Paysage d'automne à Watford

 

Je partirai à la retraite le 12 octobre, après 22 ans de carrière à Coface et 33 ans de vie professionnelle. Le 21 septembre, jour de l’automne, j’ai eu l’opportunité de célébrer à La Défense mon départ avec environ 70 collègues avec qui j’ai travaillé étroitement. Voici un résumé des quelques mots que j’ai prononcés à cette occasion.

 Ma carrière à Coface semble s’être déroulée sous les auspices du chiffre 4. J’ai eu l’occasion de travailler avec 4 présidents, mais aussi avec 4 directeurs généraux. J’ai exercé 4 métiers : communication, commercial, country manager et, plus récemment et par intérim, risque politique. J’ai travaillé dans 4 métropoles européennes, Paris, Milan, Madrid et Londres. Nous entrons aujourd’hui dans l’une des 4 saisons, et j’y vois le symbole de mon passage à l’automne de ma vie : je rêve d’en faire une saison de grand vent et de feuillages fauves.

 De  1990 à 1997, j’ai créé la première direction de la communication de Coface. L’entreprise était dans un moment de mutation. L’équipe mit en place des outils : projet d’entreprise, colloques, relations presse, site Internet. Elle participa à l’internationalisation d’une entreprise jusque là franco-française et à la création du réseau international d’assureurs-crédit CreditAlliance.

 En 1997, j’ai eu la chance que me soit proposé le poste de directeur commercial à Milan : nouveau métier, nouveau pays, nouvelle langue, sous la conduite de pédagogues exceptionnels. En Espagne et au Portugal de 2001 à 2007, je suis devenu country manager.

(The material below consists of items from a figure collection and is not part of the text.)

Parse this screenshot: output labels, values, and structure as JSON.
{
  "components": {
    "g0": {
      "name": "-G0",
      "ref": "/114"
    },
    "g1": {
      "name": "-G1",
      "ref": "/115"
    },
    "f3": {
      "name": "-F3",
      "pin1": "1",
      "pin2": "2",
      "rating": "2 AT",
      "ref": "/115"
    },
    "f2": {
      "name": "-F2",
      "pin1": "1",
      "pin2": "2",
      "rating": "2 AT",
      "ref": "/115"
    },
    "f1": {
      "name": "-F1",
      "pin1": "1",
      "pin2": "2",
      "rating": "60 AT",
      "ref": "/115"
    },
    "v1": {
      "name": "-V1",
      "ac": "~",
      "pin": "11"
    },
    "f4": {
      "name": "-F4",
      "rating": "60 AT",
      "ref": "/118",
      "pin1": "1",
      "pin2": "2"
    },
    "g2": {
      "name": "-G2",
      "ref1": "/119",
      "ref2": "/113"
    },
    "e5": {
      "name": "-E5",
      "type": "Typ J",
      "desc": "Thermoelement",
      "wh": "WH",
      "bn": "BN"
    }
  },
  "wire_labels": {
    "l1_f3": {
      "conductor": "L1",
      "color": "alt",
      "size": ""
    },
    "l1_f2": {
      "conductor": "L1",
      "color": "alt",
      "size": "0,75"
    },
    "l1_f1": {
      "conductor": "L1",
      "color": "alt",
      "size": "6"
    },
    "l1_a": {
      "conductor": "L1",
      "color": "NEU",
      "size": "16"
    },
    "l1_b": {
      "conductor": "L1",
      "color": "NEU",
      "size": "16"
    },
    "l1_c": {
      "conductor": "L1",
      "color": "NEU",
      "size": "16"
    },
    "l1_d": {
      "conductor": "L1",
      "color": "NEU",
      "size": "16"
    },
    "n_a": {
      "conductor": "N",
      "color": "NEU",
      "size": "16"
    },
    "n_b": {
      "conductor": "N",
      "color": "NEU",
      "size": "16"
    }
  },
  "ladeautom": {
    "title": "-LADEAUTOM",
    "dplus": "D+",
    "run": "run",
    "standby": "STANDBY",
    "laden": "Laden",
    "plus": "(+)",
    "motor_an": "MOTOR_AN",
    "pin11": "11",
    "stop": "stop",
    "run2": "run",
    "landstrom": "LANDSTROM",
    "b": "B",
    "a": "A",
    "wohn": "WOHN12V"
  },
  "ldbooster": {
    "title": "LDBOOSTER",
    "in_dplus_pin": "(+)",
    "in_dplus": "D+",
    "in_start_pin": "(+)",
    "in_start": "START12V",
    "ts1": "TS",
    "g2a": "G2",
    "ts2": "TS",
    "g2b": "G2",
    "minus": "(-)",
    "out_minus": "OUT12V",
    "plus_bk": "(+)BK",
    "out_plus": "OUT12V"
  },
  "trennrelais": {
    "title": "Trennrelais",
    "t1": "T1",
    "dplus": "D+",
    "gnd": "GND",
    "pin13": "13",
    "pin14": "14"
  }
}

Les mots qui caractérisent cette période : enthousiasme, vitalité, « team building ». Depuis cinq ans, je dirige les équipes de Coface au Royaume Uni et en Irlande. Pour les caractériser : résilience, pragmatisme et humour, qualités qui nous ont permis de survivre à la crise qui balaya la City en 2007 – 2009.

 J’ai eu la chance de participer au comité exécutif de Coface avec deux phases bien différentes, avant et après le recentrage sur l’assurance-crédit au début 2011 : avant le changement de cap, la vision d’une entreprise globale, dépassant sans cesse les frontières de pays, de métiers et de mentalités ; depuis 2011, la volonté de se plier aux faits et aux chiffres et de faire aboutir les projets dans les budgets et les délais promis.

 Pour finir, 4 mercis :

 Merci pour l’économie réelle. Coface est une entreprise financière, mais son travail consiste à assurer des transactions entre des entreprises qui vendent dans le monde entier. Rencontrer les chefs d’entreprise, trésoriers et gestionnaires de crédit m’a procuré mes meilleurs moments.

 Merci pour la « multinationale bonzaï ». Comparée aux grandes multinationales françaises, Coface, avec son chiffre d’affaires inférieur à 2 milliards d’euros et ses quelques milliers de collaborateurs, semble minuscule. Elle est pourtant présente et active avec ses propres équipes dans plus de 60 pays au monde.

 Merci pour l’entreprise Coface, un corps vivant qui se réinvente sans cesse pour croître et être profitable dans une économie internationale sans cesse changeante.

 Enfin, merci pour l’amitié de nombreux « cofaciens », qui n’a cessé de m’encourager au long d’une passionnante carrière.